Cast: Benedict Cumberbatch, Dev Patel, Richard Ayaode, Ralph Fiennes, Ben Kingsley, Rupert Friend
Duration: 39 minutes
Director: Wes Anderson
Available on: Netflix
Wes Anderson gives artifice a good reputation. By his barefaced, shameless, relentless insistence upon it, until it produces the effect of being stuffed, of having seen too much and with the rattling pace of deadpan dialogues, having heard too much. With his latest short film The Wonderful Story of Henry Sugar, adapted from Roald Dahl’s short story — one of four, including The Swan, The Rat Catcher, and Poison — he pulls this lever of speed, of artifice, so hard, he breaks it.

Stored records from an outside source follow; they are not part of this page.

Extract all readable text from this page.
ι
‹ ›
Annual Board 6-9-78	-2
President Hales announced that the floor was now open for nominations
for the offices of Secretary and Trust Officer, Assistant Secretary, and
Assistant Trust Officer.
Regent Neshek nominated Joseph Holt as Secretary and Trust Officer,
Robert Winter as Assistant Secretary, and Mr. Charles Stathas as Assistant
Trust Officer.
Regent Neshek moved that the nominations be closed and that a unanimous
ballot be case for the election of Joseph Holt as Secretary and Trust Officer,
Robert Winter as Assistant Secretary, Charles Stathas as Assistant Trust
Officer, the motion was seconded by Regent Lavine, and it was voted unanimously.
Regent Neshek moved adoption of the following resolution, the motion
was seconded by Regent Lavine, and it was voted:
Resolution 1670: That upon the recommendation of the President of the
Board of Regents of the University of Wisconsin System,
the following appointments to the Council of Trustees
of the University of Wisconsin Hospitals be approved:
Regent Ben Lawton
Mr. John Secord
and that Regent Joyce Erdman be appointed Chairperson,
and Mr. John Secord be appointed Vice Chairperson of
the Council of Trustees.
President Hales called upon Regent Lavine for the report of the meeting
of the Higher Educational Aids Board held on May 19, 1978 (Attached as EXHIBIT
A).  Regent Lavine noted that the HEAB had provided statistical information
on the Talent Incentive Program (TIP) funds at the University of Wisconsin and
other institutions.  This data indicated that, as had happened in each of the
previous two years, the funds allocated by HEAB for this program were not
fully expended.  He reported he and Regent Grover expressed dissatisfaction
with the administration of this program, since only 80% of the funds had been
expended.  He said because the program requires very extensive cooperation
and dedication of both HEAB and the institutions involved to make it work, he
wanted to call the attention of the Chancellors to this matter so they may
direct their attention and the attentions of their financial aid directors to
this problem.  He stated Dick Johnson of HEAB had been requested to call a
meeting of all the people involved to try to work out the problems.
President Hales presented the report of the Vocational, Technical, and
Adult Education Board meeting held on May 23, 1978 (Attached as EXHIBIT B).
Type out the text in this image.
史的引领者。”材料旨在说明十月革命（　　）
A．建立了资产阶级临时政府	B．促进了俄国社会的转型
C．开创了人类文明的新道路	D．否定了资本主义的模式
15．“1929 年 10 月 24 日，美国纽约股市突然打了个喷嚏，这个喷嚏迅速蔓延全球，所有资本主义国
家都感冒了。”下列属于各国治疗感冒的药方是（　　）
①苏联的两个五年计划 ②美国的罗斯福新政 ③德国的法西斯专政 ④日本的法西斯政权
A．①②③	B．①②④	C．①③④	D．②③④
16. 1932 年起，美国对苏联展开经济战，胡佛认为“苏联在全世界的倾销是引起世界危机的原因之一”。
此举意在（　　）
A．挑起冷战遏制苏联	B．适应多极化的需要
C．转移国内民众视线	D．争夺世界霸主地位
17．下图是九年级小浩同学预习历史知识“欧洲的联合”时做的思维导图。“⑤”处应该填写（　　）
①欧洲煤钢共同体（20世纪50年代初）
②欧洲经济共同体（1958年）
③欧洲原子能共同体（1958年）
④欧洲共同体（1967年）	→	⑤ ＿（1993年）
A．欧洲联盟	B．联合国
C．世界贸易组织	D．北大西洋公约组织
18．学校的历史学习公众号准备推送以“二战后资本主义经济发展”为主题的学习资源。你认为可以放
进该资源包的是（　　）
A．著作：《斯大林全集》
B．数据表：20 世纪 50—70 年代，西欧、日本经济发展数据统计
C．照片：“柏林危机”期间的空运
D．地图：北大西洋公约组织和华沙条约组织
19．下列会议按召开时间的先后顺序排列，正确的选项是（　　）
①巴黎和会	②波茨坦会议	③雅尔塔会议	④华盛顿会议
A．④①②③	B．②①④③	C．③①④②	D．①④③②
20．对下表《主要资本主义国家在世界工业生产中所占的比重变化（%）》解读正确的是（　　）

It begins, not with the story itself, but with Roald Dahl (Ralph Fiennes) taking us through his daily regimen, his space, and then, to his narrating the story of Henry Sugar (Benedict Cumberbatch). This is because, as Anderson notes in interviews, he was in love with the voice of Dahl’s narration, that detached yet notorious dryness, and wanted to somehow lasso that into the film. The narration, which was at first done by Dahl, switches to Sugar, and then, switches again. And again. Till subjectivity, the very question of whose story this is about, sounds silly.